Oltre alle prestazioni incluse nei Lea, è previsto che le singole Regioni possano stabilire ulteriori prestazioni da erogare con stanziamenti propri.
Il nuovo Decreto ha revisionato le prestazioni, arrivando a un totale di oltre 5700 tipologie di prestazioni e servizi per la prevenzione, la cura e la riabilitazione.
Le novità introdotte riguardano tutti e tre i settori in cui sono organizzati i Lea.
Nell’ambito dell’assistenza ospedaliera, le principali novità sono l’incentivazione dell’analgesia epidurale nel corso del travaglio e del parto naturale e l’inclusione della diagnosi neonatale della sordità congenita e della cataratta congenita.

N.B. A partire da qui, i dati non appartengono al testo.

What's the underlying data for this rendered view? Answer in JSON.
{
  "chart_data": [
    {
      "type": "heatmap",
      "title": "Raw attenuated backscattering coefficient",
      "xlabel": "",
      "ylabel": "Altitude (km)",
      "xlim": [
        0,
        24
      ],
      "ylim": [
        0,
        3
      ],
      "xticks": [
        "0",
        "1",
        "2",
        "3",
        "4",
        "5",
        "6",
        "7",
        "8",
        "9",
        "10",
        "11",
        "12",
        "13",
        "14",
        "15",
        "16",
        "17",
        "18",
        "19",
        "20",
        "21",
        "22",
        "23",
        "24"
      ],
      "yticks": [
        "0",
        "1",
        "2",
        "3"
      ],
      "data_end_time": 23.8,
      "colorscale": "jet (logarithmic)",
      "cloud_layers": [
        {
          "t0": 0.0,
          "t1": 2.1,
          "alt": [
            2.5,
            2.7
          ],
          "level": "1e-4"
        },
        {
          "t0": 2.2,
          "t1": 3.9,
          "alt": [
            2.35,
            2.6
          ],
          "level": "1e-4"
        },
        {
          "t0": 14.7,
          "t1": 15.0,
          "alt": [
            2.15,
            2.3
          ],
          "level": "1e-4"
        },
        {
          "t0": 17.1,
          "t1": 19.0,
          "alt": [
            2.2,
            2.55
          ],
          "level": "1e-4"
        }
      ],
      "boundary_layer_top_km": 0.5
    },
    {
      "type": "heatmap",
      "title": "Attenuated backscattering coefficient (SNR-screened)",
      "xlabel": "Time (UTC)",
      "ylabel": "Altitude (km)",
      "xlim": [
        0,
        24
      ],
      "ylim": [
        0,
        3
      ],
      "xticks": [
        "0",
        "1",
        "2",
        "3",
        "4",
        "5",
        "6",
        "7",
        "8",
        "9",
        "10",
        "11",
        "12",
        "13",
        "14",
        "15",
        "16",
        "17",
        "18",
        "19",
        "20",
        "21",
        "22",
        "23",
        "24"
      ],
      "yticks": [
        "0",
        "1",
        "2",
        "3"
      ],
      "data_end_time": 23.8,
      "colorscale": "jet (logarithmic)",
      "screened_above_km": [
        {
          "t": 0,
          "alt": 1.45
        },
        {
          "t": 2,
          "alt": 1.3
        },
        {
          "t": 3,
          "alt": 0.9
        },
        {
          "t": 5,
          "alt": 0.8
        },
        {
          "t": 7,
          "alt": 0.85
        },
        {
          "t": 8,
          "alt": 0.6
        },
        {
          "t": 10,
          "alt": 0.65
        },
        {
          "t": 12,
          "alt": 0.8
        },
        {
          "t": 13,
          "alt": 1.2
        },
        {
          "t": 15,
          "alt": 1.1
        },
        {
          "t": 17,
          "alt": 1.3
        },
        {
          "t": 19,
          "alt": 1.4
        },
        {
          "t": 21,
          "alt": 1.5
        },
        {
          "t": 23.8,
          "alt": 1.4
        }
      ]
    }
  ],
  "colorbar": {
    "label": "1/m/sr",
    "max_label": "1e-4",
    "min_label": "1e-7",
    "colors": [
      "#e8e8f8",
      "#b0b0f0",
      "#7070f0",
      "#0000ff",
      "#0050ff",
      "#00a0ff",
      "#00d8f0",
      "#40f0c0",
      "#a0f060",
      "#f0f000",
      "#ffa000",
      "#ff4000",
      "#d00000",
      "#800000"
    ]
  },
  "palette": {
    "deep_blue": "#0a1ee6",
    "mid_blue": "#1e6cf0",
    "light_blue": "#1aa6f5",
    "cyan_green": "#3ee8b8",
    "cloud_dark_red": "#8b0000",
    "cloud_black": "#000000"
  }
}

Inoltre vengono aumentati da 43 a 108 gli interventi ospedalieri da effettuare preferibilmente in regime di day hospital anziché in ricovero ordinario.
Per quanto riguarda la prevenzione collettiva e la sanità pubblica, la novità più rilevante è l’introduzione della vaccinazione anti papilloma virus umano (Hpv), il virus responsabile del cancro alla cervice uterina, per tutte le ragazze tra l’undicesimo e il dodicesimo anno di età (circa 280 mila ogni anno).
Fra le novità relative all’assistenza distrettuale, infine, ci sono l’introduzione di diverse prestazioni per la diagnosi o il monitoraggio di malattie rare, una nuova definizione delle visite specialistiche definite per ciascuna branca, l’introduzione di nuovi ausili informatici per i portatori di gravi disabilità e una nuova articolazione per le cure domiciliari e l’assistenza distrettuale semiresidenziale e residenziale.